2009-05-05 Thread Victor Denisov
-BEGIN PGP SIGNED MESSAGE-
Hash: SHA1

Hello,

Since my node autoupdated to 1208, my system's performance degraded so
much as to render it completely unusable while Freenet is running. I
can't perform simplest tasks, such as surfing or typing a document, as
switching between tabs in Opera can take 10+ seconds and delay between
typing a letter and it showing up in Word can be several seconds as
well. Anything more stressing (such as running a game or developing an
application) is simply not possible.

- From what I can see, the reason for this is that Freenet makes hundreds
of small disk i/o ops per second, basically blocking the OS from
accessing the hard drive for swapping and such.

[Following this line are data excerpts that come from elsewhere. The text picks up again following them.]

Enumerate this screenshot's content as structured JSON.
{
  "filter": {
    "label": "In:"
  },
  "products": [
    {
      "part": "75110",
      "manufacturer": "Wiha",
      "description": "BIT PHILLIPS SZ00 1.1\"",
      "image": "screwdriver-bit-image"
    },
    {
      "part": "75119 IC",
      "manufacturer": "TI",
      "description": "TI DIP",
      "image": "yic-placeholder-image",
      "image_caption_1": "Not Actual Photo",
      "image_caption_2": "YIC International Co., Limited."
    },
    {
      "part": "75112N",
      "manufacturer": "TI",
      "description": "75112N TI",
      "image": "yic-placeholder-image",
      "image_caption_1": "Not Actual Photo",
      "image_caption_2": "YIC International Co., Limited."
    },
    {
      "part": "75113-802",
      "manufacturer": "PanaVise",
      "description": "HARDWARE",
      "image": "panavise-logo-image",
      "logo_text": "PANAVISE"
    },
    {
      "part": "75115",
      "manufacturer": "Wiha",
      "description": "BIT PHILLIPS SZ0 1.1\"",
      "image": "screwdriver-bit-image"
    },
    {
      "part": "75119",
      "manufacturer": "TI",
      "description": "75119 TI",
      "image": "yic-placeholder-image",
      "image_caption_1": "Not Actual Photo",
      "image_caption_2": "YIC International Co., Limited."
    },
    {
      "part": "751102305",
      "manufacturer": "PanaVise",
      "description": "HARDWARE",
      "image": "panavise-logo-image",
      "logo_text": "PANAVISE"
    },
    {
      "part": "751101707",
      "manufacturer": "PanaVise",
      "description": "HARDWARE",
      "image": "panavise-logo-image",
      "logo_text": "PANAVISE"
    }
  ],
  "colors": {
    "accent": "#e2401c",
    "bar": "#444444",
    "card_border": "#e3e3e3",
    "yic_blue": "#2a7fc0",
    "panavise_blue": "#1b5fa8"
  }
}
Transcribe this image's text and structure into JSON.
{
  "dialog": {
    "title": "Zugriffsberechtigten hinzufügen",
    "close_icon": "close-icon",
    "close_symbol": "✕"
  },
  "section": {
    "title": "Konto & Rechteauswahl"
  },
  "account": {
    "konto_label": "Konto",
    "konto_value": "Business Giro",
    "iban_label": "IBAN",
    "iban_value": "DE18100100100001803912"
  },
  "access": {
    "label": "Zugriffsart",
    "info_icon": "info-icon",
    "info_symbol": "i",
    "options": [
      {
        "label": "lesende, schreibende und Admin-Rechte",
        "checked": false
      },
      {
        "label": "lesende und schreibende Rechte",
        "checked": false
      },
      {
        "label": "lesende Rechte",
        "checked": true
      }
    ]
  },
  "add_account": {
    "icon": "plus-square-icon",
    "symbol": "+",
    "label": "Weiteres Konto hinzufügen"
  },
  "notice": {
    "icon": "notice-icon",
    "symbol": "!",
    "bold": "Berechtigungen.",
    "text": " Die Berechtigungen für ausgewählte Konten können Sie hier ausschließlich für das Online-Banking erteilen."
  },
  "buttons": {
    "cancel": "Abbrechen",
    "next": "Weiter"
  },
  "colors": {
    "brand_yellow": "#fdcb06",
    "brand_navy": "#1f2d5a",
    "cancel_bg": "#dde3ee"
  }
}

The above is definitely affected by the queue size. First, I tried
adding ~ 100 random files from Thaw when the node first updated, but
hadn't had the patience to wait for the request to complete (I think I
waited at least 20 minutes, perhaps more - with the system being nearly
paralyzed by the constant HDD thrashing). With just 3 or 4 files being
put in the queue the system starts to stutter noticeably, provided that
files start downloading and not hang at 0%. The only time when I can run
Freenet as a real background app is when I don't have any files in the
queue and FMS isn't running (which seems more or less pointless to me :-().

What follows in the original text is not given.